I am an optimist about China. Some commenters mistakenly assume I am a China booster. Actually, I don’t at all like the authoritarian nature of their political system or the gross inefficiencies of their economic system. There’s nothing for us to emulate.
I’m an optimist because each time I visit China (and I plan to return this summer) I see dramatic changes. Yes, it’s repressive and wasteful, but far less so than a few decades earlier. And as this important story in the new issue of The Economist shows, the reforms roll onward relentlessly:
INFORMAL lending is rampant in China. Although some private banks like Minsheng do lend to small enterprises, the official banks that dominate Chinese banking prefer to lend to well-connected state firms. Many Chinese entrepreneurs have been forced to turn to shadow banks. . . .
At the end of March officials announced that Wenzhou, a dynamic city in Zhejiang, would be named a “special financial zone” in which two pilot schemes will be introduced. First, informal moneylenders will be encouraged to register as private lending institutions free to operate with the blessing of the state. Second, private citizens in Wenzhou will be allowed to invest up to $3m each directly in non-bank entities abroad, without the need for a formal government intermediary.
These moves are welcome. Legitimising black-market finance could accelerate economic growth by deepening the pool of capital available to the country’s cash-starved entrepreneurs. Michael Werner of Sanford C. Bernstein, an investment bank, also points out that such a reform would help by giving legal remedy in case of default. At the moment, there is none. During last year’s crunch in Wenzhou, for example, some bankrupt bosses simply boarded up their factories and fled town.

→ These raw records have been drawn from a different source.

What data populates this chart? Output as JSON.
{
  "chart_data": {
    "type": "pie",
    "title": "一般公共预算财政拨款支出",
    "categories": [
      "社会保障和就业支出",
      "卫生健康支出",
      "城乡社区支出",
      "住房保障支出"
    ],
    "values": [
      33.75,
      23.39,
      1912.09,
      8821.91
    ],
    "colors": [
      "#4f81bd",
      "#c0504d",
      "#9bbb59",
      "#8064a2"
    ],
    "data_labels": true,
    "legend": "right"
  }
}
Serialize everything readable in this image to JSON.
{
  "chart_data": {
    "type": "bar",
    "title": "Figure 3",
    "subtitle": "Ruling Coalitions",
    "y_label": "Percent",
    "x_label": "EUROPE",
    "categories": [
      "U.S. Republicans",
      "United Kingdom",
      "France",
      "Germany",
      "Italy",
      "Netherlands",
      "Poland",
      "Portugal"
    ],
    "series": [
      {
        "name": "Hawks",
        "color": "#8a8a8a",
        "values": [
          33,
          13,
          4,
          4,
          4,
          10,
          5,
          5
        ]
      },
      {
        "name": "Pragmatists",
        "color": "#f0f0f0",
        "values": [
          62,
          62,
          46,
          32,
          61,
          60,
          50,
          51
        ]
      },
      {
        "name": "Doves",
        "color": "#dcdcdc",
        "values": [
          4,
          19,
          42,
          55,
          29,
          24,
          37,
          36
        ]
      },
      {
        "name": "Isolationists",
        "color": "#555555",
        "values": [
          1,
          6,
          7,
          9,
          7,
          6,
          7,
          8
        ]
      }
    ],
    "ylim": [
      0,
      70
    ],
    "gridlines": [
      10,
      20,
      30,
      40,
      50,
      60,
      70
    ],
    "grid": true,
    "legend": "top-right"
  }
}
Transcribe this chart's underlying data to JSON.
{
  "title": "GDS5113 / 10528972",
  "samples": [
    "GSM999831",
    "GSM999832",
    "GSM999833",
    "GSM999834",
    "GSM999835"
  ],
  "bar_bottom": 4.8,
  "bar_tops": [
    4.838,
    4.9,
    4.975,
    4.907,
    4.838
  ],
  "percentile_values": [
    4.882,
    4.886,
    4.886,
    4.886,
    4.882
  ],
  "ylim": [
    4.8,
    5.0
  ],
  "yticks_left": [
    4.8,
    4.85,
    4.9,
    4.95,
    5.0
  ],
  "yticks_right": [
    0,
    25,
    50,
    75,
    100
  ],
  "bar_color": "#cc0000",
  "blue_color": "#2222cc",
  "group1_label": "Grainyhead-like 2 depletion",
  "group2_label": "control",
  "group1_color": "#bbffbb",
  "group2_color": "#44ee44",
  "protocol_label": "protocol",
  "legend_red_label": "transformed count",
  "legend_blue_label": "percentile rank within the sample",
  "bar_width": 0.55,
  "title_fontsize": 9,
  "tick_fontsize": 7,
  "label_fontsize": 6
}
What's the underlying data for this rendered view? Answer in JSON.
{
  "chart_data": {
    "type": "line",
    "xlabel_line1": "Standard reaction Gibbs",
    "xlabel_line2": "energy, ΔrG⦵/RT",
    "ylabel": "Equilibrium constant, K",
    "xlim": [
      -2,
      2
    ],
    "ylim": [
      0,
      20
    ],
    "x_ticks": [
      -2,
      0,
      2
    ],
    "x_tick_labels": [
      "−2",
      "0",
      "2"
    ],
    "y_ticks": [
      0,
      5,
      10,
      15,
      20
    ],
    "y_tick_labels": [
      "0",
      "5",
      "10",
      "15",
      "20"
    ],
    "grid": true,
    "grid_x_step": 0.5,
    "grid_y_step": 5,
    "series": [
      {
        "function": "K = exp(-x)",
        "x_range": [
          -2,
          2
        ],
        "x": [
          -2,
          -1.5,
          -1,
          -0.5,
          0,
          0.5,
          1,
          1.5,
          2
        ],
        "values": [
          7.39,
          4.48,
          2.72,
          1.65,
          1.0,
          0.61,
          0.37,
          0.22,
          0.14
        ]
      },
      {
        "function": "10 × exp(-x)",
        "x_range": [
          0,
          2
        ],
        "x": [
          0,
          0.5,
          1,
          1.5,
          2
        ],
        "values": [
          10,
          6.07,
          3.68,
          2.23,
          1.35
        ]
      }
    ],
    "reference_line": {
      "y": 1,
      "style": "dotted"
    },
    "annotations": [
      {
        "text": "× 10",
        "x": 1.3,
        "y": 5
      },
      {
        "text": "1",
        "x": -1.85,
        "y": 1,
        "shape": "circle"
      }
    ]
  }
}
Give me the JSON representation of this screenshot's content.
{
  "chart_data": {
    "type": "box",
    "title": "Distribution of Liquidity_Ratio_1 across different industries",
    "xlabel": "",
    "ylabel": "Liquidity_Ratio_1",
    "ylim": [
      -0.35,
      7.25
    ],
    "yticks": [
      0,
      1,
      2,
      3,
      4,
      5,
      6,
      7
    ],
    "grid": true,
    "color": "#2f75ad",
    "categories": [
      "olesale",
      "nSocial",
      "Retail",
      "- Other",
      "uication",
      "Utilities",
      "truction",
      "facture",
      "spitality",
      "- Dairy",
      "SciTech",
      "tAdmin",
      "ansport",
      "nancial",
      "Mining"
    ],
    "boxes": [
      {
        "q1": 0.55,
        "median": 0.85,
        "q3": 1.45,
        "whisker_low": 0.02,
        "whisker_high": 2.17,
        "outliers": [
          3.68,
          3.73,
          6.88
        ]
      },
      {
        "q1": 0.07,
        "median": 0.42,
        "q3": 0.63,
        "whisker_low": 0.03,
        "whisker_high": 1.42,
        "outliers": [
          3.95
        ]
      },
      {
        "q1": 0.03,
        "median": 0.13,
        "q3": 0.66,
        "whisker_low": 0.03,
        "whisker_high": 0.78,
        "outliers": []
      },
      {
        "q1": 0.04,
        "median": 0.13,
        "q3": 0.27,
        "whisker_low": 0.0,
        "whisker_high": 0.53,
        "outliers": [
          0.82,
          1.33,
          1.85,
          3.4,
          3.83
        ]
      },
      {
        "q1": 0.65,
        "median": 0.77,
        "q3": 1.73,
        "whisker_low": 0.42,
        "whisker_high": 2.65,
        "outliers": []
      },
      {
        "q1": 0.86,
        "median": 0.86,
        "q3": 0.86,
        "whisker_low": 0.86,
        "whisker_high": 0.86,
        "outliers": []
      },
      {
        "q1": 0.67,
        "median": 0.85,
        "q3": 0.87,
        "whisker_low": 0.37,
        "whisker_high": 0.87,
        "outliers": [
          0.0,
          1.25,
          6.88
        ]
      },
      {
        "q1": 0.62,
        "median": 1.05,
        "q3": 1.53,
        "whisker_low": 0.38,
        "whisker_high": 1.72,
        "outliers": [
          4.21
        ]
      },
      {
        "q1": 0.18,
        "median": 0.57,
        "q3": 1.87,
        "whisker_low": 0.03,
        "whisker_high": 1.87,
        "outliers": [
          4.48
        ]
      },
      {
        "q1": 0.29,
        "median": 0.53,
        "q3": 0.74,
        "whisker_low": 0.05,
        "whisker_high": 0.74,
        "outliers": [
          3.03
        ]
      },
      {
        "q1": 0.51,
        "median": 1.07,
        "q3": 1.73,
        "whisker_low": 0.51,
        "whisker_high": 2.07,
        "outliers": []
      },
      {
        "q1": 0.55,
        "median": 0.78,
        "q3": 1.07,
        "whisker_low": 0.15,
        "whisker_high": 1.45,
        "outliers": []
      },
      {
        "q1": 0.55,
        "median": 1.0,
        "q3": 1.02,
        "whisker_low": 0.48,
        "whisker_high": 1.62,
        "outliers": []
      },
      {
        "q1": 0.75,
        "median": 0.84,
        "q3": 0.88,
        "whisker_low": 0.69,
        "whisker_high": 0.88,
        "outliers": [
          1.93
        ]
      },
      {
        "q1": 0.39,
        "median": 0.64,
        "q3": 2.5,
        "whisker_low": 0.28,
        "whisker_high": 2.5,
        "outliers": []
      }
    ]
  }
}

The move to allow direct overseas investment is also a promising step towards opening up China’s capital account. At the moment mainland residents can legally move only a pittance abroad in any given year. If the pilot scheme is expanded, the opening could help ease upward pressure on property prices by offering punters another way to seek high returns. Frederic Neumann of HSBC thinks allowing money to flow abroad could ease the “financial repression” of low interest rates for savers.
Tantalisingly, Wen Jiabao, the prime minister, this week declared that the “monopoly” grip of state-run banks must be broken, and hinted that the reforms in Zhejiang would be expanded nationally if successful. Officials also almost tripled the amount of foreign investment allowed in China’s capital markets, to $80 billion.
Chinese market reforms began in rural Anhui during 1979. But the urban reforms began in the 1980s in Wenzhou, which is China’s most entrepreneurial city. The Chinese government tends to try new policies on a small scale before rolling them out nationwide. Often the reforms simply legalize what is already occurring. That was true of the move away from communes in the late 1970s and early 1980s, and it’s true of the current banking reforms. But legalization is very important, as it puts business people in a much less precarious position, especially in a country where prosecution for economic crimes can be politically motivated.